A year ago today I posted this post. Only a year. A year since the most painful betrayal ever. A year since the man who asked to spend his life with me, who tried for children with me, who claimed he loved me, took off on a plane to come home and never contacted me again.
I waited. After hours of hoping, imagining delayed planes and planned romantic gestures, a ‘friend’ informed me she’d picked him, and his girlfriend, up from the airport.
That night Yuri saved my life. He had police sent round to my house where I had planned to commit suicide. I convinced the Police Officer that I was ok, having hidden piles of meds and some knives, but the scare put me off trying. And so began the fight.
I don’t want to admit that it still hurts, I know he still reads my blogs. I don’t want him to think that he is important, he isn’t, but that betrayal, not just by him, but by my ‘friends’ who covered for him has changed me a lot. This past year has been tough. Up and down but ending on a high. But I wanted to re-post this, to remind me that it’s only been a year since that betrayal, that it’s ok to still be hurting, and also to remind me how much better things are now.
At Yule I burnt my suicide letters. I no longer have a suicide plan. I am no longer the woman who wrote this post. I am better than him.
This isn’t a mature post, it’s not a sensible, grown-up way to deal with the situation, but it’s my way and it’s the truth.
For the past 6 months my ex fiancé and I have been discussing getting back together, talking through what went wrong, planning out future together. For 6 months he has apologised, told me he made a mistake leaving, told me he wants to be with me and make it work. All that time he was still with that woman, the woman he said he’d left, the woman he slated in the bedroom, the woman who was “just there” and didn’t mean anything. And I hope to god she reads this and realises what he’s like, and if she knew then I hope he does the same thing to her, which he will.
And just for the people who I know think that I’ve been chasing him, or whatever other rubbish he’s been telling you, I have saved all our skype conversations and all our emails so you can see just what a liar he is:
All quotes are exactly as they were and have not been edited. Names have been removed.
The irony of this particular extract is the he actually did what I said he would do after he told me it was “preposterous”. (As I work my way through the 500 pages of lies there will no doubt be more examples, not only of his lies to me but to other people to: friends, family, work.)

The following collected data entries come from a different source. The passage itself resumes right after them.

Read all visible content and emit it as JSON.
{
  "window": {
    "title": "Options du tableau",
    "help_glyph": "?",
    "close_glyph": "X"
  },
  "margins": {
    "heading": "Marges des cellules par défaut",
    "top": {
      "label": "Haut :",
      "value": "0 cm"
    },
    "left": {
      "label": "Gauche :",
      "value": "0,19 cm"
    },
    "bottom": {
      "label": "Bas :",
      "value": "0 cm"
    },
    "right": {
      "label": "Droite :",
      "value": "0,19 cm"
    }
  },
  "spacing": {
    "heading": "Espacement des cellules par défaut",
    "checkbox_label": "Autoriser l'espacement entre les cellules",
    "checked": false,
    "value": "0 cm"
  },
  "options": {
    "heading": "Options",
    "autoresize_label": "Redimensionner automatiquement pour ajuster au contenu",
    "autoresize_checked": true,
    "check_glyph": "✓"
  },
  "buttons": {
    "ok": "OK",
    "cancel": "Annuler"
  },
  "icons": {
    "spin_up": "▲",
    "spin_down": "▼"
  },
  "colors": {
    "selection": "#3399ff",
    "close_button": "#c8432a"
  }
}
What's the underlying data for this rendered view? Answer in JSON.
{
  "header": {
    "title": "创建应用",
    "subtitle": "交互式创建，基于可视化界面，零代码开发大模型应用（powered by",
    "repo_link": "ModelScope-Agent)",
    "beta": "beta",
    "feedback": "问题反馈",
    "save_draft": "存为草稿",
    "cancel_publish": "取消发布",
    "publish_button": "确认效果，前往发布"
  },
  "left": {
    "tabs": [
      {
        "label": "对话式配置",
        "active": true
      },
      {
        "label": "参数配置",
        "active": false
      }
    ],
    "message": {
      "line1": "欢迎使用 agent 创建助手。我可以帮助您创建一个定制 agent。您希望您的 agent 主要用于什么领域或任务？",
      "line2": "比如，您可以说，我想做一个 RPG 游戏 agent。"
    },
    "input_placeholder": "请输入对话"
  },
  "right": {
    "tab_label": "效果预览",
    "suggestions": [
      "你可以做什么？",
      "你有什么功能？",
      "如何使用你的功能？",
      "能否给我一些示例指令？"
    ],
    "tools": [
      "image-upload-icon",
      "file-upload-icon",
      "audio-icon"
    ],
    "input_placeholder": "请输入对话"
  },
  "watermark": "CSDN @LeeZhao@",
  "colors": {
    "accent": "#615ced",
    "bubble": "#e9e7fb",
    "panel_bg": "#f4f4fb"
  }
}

[16/12/2010 15:28:59] (Livi): sorry I’m just scared
[16/12/2010 15:29:27] S: scared ill eat a taco and suddenly want to return?
[16/12/2010 15:29:44] S: the only thing i would want is to eat more tacos, the bastards are addictive
[16/12/2010 15:30:00] (Livi): scared ur actually bringing her with u
scared ur gonna come back and decide actually u dont want me
scared ur not gonna come back
[16/12/2010 15:30:15] S: riiiiiiight
[16/12/2010 15:30:31] S: well the first and third are preposterous
[16/12/2010 15:30:44] S: the second im is doubtful
[16/12/2010 15:30:54] (Livi): hmm
[16/12/2010 15:31:37] (Livi): u dont have the best track record
[16/12/2010 15:32:33] S: my track record is utterly insane and possibly the worst in the world and has been all my life
[16/12/2010 15:32:45] (Livi): so u cant blame me
[16/12/2010 15:34:14] S: im not blaming you at all
[16/12/2010 15:34:35] (Livi): well could u possibly be a little more sensitive then
[16/12/2010 15:34:49] S: ok ill try (hug)
Compulsive lying at its best.
And no, I don’t feel better for posting it but at least all the people who he’s evidently told that I’m some psycho imagining stuff might realise that actually this is all his doing because of his lies.